Spike Lee’s upcoming film, BlacKkKlansman, produced by Get Out director Jordan Peele, is another button-pushing look at race relations that was made more urgent by the events that transpired in Charlottesville, Virginia, last summer. Lee is putting his finishing touches on the movie, which will premiere at the Cannes Film Festival on May 14.

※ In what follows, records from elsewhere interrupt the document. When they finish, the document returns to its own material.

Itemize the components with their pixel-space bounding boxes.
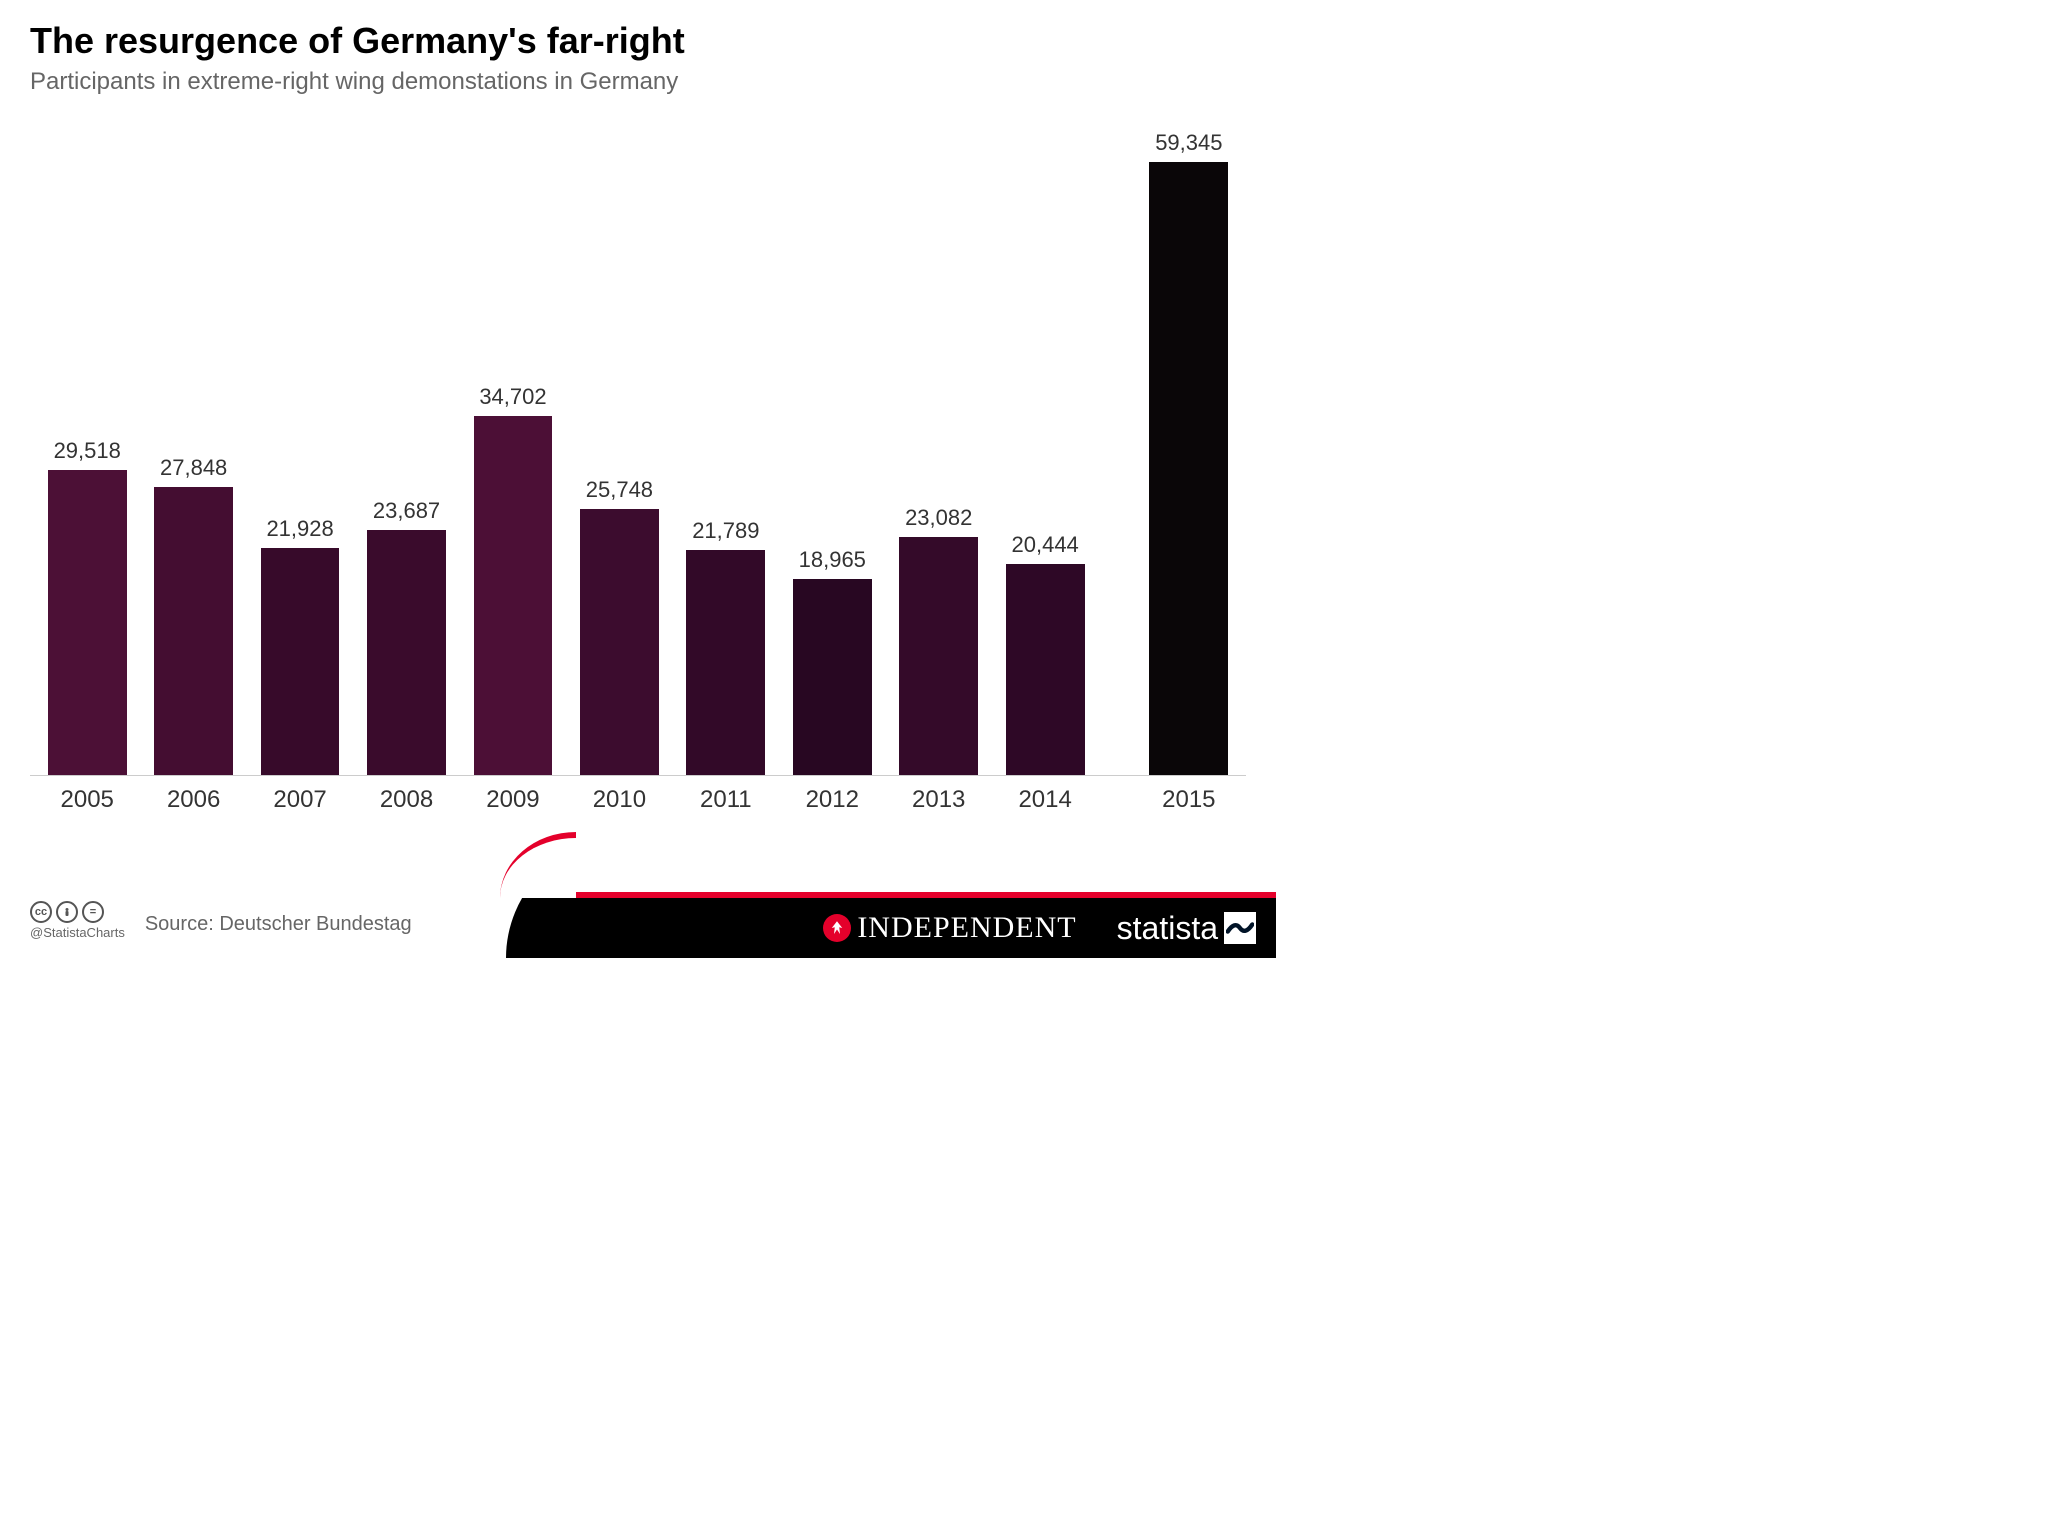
cc-icon: cc xyxy=(30,901,52,923)
x-axis-label: 2007 xyxy=(247,776,353,826)
bar xyxy=(261,548,340,775)
bar xyxy=(48,470,127,775)
source-label: Source: Deutscher Bundestag xyxy=(145,913,412,940)
footer-left: cc = @StatistaCharts Source: Deutscher B… xyxy=(30,901,412,940)
chart-area: 29,518 27,848 21,928 23,687 34,702 25,748 21,7… xyxy=(30,106,1246,826)
bar-slot: 23,687 xyxy=(353,106,459,775)
bar xyxy=(793,579,872,775)
x-axis-gap xyxy=(1098,776,1135,826)
bar-slot: 21,928 xyxy=(247,106,353,775)
bar-value-label: 29,518 xyxy=(54,438,121,464)
bar-slot: 27,848 xyxy=(140,106,246,775)
bar-value-label: 23,082 xyxy=(905,505,972,531)
bar xyxy=(1006,564,1085,775)
statista-wave-icon xyxy=(1224,912,1256,944)
x-axis-label: 2011 xyxy=(673,776,779,826)
x-axis-label: 2006 xyxy=(140,776,246,826)
footer: cc = @StatistaCharts Source: Deutscher B… xyxy=(0,878,1276,958)
bar-slot: 18,965 xyxy=(779,106,885,775)
cc-nd-icon: = xyxy=(82,901,104,923)
bar-value-label: 59,345 xyxy=(1155,130,1222,156)
bar xyxy=(367,530,446,775)
x-axis-label: 2005 xyxy=(34,776,140,826)
footer-right: INDEPENDENT statista xyxy=(576,898,1276,958)
x-axis-label: 2015 xyxy=(1136,776,1242,826)
bar-value-label: 25,748 xyxy=(586,477,653,503)
independent-eagle-icon xyxy=(823,914,851,942)
independent-wordmark: INDEPENDENT xyxy=(857,911,1076,945)
statista-logo: statista xyxy=(1117,910,1256,947)
bar xyxy=(474,416,553,775)
x-axis-label: 2010 xyxy=(566,776,672,826)
bar-value-label: 23,687 xyxy=(373,498,440,524)
bar-value-label: 18,965 xyxy=(799,547,866,573)
x-axis-label: 2009 xyxy=(460,776,566,826)
bar-slot: 20,444 xyxy=(992,106,1098,775)
bar-slot: 25,748 xyxy=(566,106,672,775)
bars-container: 29,518 27,848 21,928 23,687 34,702 25,748 21,7… xyxy=(30,106,1246,776)
bar-value-label: 21,928 xyxy=(266,516,333,542)
cc-license-block: cc = @StatistaCharts xyxy=(30,901,125,940)
bar-value-label: 21,789 xyxy=(692,518,759,544)
cc-by-icon xyxy=(56,901,78,923)
bar-slot: 59,345 xyxy=(1136,106,1242,775)
bar-value-label: 34,702 xyxy=(479,384,546,410)
x-axis-labels: 2005200620072008200920102011201220132014… xyxy=(30,776,1246,826)
bar-slot: 21,789 xyxy=(673,106,779,775)
bar xyxy=(686,550,765,775)
statista-wordmark: statista xyxy=(1117,910,1218,947)
bar xyxy=(1149,162,1228,775)
footer-curve xyxy=(506,898,576,958)
bar xyxy=(899,537,978,776)
bar-value-label: 27,848 xyxy=(160,455,227,481)
chart-subtitle: Participants in extreme-right wing demon… xyxy=(30,68,1246,96)
independent-logo: INDEPENDENT xyxy=(823,911,1076,945)
x-axis-label: 2013 xyxy=(886,776,992,826)
bar-slot: 29,518 xyxy=(34,106,140,775)
x-axis-label: 2008 xyxy=(353,776,459,826)
bar xyxy=(154,487,233,775)
bar-slot: 34,702 xyxy=(460,106,566,775)
x-axis-label: 2014 xyxy=(992,776,1098,826)
x-axis-label: 2012 xyxy=(779,776,885,826)
bar xyxy=(580,509,659,775)
bar-slot: 23,082 xyxy=(886,106,992,775)
bar-value-label: 20,444 xyxy=(1012,532,1079,558)
statista-handle: @StatistaCharts xyxy=(30,925,125,940)
cc-icons: cc = xyxy=(30,901,104,923)
chart-title: The resurgence of Germany's far-right xyxy=(30,20,1246,62)
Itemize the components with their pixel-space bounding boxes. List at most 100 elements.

Lee’s latest film, based on a memoir by Ron Stallworth, centers on an African-American cop who infiltrated the Klu Klux Klan in the 1970s. The cop duped Grand Wizard David Duke and became the head of a local chapter in Colorado. It promises to be the hottest ticket on the festival’s lineup because of the renewed visibility of the Klan in the wake of last summer’s Unite the Right rally that left one counter-protestor, Heather Heyer, dead. John David Washington, son of Denzel Washington, stars as Stallworth, and Adam Driver plays his partner on the police force. The film came together in record time by Hollywood standards, says The Hollywood Reporter, after Get Out producer Sean McKittrick brought Jordan Peele a copy of Stallworth’s book, and he asked Lee to direct. Production had just begun last summer when the neo-Nazi march in Charlottesville occurred.
Lee is one of the few American filmmakers who got an invite to Cannes this year. Nearly 30 years ago, he lost out on the festival’s biggest award, the Palme d’Or, for Do the Right Thing.